We’re not promised a life of total bliss, especially if we’re not making an effort to create that kind of peace and contentment in our little corners of the world that we sat we crave. So I’m in that no-wins, no loses zone where nothing ever happens. I’ll admit it, I have a low threshold for boredom. And if I’m going to be totally honest I’d say that’s a sign I’m getting better in my recovery progress from the Great Fall and broken ribs. I do have plans in my head for another Great Purge but that's more about facing my mortality than anything else, In real time I finally made a goal of putting a bra on for the first time since the fall. I’d like to take it right back off again, though. So does it still count? The visiting nurse today told me it takes one week for every day you spend in the hospital to recover which means I've got three more to go before I quit falling asleep in public and maybe quit obsessing about having too much stuff.

Shift in topic: I’ve been reading a lot about dementia lately or more specifically about how to handle someone who is fixated on going home. Some of the techniques of distract and redirect the conversation have quit working with my brother. Telling him the hard facts that this is where you live now, doesn’t work either. “You weren’t safe at home.” “You’ve got dementia, you’re brain plays tricks on you.” It breaks your heart to visit and see that he’s packed all his belongings up in a laundry basket and cardboard boxes just waiting to talk someone into helping him make a great escape.

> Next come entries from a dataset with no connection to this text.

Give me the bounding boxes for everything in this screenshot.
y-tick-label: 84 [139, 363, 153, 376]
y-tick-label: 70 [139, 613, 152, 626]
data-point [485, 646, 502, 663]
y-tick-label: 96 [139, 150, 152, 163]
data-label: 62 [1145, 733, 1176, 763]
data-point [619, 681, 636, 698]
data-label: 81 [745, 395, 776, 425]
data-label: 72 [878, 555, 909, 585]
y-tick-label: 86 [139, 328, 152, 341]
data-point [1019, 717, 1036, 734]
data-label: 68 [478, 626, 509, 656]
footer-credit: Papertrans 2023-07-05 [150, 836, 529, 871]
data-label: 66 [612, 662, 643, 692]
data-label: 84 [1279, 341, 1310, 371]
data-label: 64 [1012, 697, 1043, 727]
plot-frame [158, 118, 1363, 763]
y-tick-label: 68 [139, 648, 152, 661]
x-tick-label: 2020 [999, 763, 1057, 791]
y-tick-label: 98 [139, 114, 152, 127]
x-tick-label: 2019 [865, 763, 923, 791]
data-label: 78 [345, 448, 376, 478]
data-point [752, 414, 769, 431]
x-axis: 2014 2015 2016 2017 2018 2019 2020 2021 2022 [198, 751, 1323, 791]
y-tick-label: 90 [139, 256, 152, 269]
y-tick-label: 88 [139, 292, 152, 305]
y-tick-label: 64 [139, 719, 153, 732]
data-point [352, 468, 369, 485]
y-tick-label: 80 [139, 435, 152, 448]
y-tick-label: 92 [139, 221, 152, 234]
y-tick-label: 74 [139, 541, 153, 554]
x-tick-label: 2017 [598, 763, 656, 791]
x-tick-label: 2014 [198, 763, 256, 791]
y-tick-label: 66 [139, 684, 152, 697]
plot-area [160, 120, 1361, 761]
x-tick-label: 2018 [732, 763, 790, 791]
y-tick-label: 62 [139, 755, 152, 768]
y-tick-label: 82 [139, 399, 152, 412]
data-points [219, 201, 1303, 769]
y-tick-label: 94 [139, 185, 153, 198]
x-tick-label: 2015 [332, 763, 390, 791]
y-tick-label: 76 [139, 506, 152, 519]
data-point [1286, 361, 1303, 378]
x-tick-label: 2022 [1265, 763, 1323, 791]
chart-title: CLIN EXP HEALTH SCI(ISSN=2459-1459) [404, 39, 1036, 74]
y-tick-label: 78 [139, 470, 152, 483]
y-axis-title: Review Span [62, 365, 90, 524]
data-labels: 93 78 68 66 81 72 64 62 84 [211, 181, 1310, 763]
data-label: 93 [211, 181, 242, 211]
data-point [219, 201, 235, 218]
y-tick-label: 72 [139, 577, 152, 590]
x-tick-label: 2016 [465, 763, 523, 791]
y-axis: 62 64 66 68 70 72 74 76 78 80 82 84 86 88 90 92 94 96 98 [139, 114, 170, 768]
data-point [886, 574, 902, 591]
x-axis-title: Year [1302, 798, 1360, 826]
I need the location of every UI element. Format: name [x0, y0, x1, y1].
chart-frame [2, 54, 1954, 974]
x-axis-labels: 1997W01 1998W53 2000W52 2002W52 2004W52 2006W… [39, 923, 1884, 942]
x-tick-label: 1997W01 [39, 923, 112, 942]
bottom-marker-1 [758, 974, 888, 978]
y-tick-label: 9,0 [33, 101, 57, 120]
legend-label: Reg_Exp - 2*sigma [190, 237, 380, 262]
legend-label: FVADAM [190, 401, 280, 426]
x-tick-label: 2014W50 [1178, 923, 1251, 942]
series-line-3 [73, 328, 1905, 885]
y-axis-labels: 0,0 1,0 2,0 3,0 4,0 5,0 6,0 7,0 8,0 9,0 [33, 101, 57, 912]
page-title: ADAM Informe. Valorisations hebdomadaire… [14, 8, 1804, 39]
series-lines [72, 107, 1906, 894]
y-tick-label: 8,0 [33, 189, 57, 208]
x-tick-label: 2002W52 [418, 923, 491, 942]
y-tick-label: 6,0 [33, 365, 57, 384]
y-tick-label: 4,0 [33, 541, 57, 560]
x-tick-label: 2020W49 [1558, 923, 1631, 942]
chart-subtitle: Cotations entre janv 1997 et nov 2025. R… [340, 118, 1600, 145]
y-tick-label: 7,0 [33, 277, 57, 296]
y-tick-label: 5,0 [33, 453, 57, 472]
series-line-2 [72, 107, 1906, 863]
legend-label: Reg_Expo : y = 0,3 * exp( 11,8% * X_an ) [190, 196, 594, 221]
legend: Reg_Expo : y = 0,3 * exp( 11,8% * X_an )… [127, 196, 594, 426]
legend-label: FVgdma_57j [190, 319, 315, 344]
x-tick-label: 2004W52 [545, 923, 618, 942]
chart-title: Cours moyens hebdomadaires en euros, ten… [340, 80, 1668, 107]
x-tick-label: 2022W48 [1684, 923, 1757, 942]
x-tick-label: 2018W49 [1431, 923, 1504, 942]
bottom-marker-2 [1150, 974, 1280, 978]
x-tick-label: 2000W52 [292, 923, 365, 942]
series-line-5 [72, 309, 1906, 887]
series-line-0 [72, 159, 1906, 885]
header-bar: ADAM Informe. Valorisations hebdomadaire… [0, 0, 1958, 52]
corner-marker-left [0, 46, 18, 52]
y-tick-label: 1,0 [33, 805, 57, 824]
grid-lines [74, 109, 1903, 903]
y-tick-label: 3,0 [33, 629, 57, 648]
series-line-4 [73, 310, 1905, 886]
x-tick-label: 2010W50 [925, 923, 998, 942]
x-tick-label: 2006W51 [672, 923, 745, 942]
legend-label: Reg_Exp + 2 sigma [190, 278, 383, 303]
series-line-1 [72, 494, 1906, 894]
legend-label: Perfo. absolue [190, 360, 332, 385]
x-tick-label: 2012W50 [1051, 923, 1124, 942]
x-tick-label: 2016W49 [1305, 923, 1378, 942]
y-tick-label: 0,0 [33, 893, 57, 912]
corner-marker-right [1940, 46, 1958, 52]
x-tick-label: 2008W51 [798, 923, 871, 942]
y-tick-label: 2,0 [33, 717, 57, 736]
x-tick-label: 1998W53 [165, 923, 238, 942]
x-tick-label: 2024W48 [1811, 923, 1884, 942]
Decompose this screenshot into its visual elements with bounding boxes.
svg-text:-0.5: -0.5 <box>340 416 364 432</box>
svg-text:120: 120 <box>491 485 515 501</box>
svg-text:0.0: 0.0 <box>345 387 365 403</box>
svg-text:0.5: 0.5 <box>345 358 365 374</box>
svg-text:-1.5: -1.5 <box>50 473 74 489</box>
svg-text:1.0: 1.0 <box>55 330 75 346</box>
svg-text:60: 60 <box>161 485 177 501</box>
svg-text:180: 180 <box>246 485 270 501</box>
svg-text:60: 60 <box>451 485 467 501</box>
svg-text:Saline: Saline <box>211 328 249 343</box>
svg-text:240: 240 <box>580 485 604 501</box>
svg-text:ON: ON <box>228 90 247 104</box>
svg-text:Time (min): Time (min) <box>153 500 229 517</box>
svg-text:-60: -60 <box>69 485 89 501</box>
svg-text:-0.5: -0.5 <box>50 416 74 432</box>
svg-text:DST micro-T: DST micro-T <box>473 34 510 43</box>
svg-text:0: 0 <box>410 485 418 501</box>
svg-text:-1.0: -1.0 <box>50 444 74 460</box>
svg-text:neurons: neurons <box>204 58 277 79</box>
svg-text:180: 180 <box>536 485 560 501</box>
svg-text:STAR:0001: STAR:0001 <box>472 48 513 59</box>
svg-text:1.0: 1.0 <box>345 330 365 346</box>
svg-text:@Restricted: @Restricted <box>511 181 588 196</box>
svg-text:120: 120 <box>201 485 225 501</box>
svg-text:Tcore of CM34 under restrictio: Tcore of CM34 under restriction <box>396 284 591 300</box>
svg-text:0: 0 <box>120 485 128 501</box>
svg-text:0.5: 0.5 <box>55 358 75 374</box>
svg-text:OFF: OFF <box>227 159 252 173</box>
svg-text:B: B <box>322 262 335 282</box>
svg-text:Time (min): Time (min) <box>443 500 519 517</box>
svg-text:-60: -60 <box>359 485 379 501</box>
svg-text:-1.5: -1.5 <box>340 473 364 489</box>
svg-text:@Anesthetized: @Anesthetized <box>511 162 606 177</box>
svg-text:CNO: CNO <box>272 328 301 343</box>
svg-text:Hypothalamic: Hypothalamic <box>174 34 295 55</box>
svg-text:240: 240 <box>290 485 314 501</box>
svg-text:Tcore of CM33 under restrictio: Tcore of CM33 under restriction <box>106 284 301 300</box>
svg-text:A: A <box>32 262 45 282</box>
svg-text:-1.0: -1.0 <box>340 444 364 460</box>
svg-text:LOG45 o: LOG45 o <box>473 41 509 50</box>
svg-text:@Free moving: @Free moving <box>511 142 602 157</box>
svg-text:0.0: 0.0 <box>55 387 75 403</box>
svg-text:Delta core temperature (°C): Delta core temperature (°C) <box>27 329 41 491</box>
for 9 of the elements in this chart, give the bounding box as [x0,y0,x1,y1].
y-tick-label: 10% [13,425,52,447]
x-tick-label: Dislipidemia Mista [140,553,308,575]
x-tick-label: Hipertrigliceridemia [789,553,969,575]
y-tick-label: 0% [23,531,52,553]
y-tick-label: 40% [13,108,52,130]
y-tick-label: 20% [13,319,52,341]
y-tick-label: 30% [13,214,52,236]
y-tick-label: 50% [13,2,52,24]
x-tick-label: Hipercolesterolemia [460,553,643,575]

One article I read said, “Often when a person with dementia asks to go home it refers to the sense of 'home' rather than home itself. 'Home' may represent memories of a time or place that was comfortable and secure and where they felt relaxed and happier. It could also be an indefinable place that may not physically exist.”  That was an eye opener and the techniques the article offered are ones I want to try and involves “validating and redirecting” by asking questions like  “Do you remember the street address?” “What room do you like the best?” “What’s your favorite memory there?” The article said if you insist---as we’ve been doing---that this is where you live now the person with dementia feels you aren’t listening to them, and we need to remember that it’s not the place per say they need, it’s a sense of knowing they are heard, still valued and loved that will settle them down. For well over a week, my brother has been fixated on going home and no one has been able to distract him. Not sure how switching tactics will work but I’m going to try this afternoon. ©

PHOTO NOTE: My brother is on the left in the sweater with the bucking horse. My mom made that sweater and he loved it so much when he stared to outgrow it she added length to the bottom and the sleeves so he could keep wearing it. I'm, of course, in the center front. The other boy was a neighbor.